Graduate School of Fisheries Sciences, Hokkaido University, Minato-cho 3-1-1, Hakodate, Hokkaido, 041-8611, Japan.
Faculty of Human Sciences, Waseda University, 2-579-15 Mikajima, Tokorozawa, Saitama 359-1192, Japan.
J Environ Manage. 2022 Aug 15;316:115220. doi: 10.1016/j.jenvman.2022.115220. Epub 2022 May 23.

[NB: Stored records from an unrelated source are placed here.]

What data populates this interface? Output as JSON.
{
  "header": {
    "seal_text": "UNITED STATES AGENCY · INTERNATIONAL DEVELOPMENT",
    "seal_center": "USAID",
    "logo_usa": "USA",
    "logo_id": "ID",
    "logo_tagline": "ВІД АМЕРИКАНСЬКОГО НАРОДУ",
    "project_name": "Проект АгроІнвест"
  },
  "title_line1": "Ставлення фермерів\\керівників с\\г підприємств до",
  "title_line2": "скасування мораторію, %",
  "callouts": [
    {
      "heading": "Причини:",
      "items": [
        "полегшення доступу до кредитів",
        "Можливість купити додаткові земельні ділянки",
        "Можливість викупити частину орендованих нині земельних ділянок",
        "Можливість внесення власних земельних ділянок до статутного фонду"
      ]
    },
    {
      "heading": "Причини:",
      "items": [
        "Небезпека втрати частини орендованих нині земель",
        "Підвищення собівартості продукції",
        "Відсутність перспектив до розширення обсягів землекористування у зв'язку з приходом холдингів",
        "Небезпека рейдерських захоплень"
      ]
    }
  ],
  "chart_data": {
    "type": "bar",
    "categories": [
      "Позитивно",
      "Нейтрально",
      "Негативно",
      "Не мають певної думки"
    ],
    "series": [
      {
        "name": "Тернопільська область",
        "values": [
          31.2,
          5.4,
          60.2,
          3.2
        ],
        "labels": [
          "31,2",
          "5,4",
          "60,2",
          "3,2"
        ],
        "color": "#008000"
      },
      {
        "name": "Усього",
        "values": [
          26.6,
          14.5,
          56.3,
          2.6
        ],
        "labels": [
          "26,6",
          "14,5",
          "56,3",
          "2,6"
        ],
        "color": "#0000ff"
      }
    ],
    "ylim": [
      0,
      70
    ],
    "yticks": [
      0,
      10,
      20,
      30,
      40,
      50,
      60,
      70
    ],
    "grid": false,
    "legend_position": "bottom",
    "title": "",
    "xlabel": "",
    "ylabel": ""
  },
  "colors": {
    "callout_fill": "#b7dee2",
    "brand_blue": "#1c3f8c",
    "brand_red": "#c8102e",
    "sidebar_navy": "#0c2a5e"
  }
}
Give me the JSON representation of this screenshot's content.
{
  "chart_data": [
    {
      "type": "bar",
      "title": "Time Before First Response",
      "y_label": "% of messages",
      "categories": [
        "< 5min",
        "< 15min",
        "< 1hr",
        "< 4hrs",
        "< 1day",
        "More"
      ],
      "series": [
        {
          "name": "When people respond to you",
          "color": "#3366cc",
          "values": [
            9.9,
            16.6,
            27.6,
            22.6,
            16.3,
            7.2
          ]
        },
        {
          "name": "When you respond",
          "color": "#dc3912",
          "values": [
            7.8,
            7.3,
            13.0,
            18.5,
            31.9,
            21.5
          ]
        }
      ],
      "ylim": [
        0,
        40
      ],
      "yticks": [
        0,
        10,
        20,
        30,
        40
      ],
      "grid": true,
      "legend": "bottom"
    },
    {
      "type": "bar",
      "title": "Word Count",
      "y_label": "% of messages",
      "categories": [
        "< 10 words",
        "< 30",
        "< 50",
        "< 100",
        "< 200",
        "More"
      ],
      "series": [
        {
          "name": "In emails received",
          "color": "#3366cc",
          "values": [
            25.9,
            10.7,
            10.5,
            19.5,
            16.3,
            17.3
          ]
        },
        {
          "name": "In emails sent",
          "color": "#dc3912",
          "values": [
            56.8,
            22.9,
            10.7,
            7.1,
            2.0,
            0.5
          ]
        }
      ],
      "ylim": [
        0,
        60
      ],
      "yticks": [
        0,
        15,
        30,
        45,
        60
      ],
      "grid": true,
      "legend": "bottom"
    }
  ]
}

Promoting the use of renewable energy and conserving biodiversity are conflicting issues that need addressing. While the development of offshore wind facilities/turbines is accelerating, many seabirds have been exposed to collisions with wind turbines. We must identify high collision areas and avoid the construction of wind turbines in these spaces to reduce these conflicts. One solution is to develop useful finer scale sensitivity maps. In this study, we created a fine-scale map of collision risk by spatial modelling using information from bird flights at sea and explored the relative importance of each geographic variable relevant to the risk. Between 2016 and 2019, we collected 3D-location data from 117 black-tailed gulls (Larus crassirostris) of three colonies in two areas and 21 slaty-backed gulls (L. schistisagus) of four colonies in one area of northern Hokkaido, Japan. The spatial models that explain the occurrence of M-zone flight, which is the flight within the heights of high collision risk (20-140 m height), were constructed at a 1 km mesh using a random forest algorithm, a machine-learning tool. The model satisfactory predicted the spatial distribution of M-zone flights using geographic variables and species (correlation coefficient: 0.57-0.94), although data had some degrees of variation between species, years, colonies, and areas. Our model can be applied to other regions, as long as we have general topological information and the locations of colonies and harbors. The distance to the breeding colony and the nearest harbors were important, and the collision risk was 6-7 times higher within 15 km from the colonies and 5 km from harbors. Black-tailed gulls used different sites for foraging and commuting between years, whereas slaty-backed gulls used relatively consistent sites. These variations between species and among years suggest that collecting bird data over multiple years is necessary and effective for creating a generally applicable sensitivity map.
推广使用可再生能源和保护生物多样性是相互矛盾的问题,需要加以解决。随着海上风力发电设施/涡轮机的发展,许多海鸟暴露在与风力涡轮机碰撞的风险中。我们必须确定高碰撞区域,并避免在这些空间建设风力涡轮机,以减少这些冲突。一种解决方案是开发有用的更精细尺度的敏感图。在这项研究中,我们使用来自海上鸟类飞行的信息,通过空间建模创建了一个碰撞风险的精细尺度图,并探索了与风险相关的每个地理变量的相对重要性。在 2016 年至 2019 年期间,我们在日本北海道北部的两个地区的三个繁殖地收集了 117 只黑尾海鸥(Larus crassirostris)和一个地区的四个繁殖地的 21 只斑背海鸥(L. schistisagus)的 3D 位置数据。使用随机森林算法(一种机器学习工具),在 1 公里的网格上构建了解释 M 区飞行(在高碰撞风险(20-140 米高度)范围内的飞行)发生的空间模型。该模型使用地理变量和物种(相关系数:0.57-0.94)对 M 区飞行的空间分布进行了令人满意的预测,尽管数据在物种、年份、繁殖地和地区之间存在一定程度的变化。只要我们有一般的拓扑信息以及繁殖地和港口的位置,我们的模型就可以应用于其他地区。繁殖地的距离和最近的港口是重要的,在距离繁殖地 15 公里以内和距离港口 5 公里以内的地区,碰撞风险要高出 6-7 倍。黑尾海鸥在不同年份的觅食和通勤之间使用不同的地点,而斑背海鸥则使用相对一致的地点。这些物种间和年份间的差异表明,多年来收集鸟类数据对于创建一个普遍适用的敏感图是必要和有效的。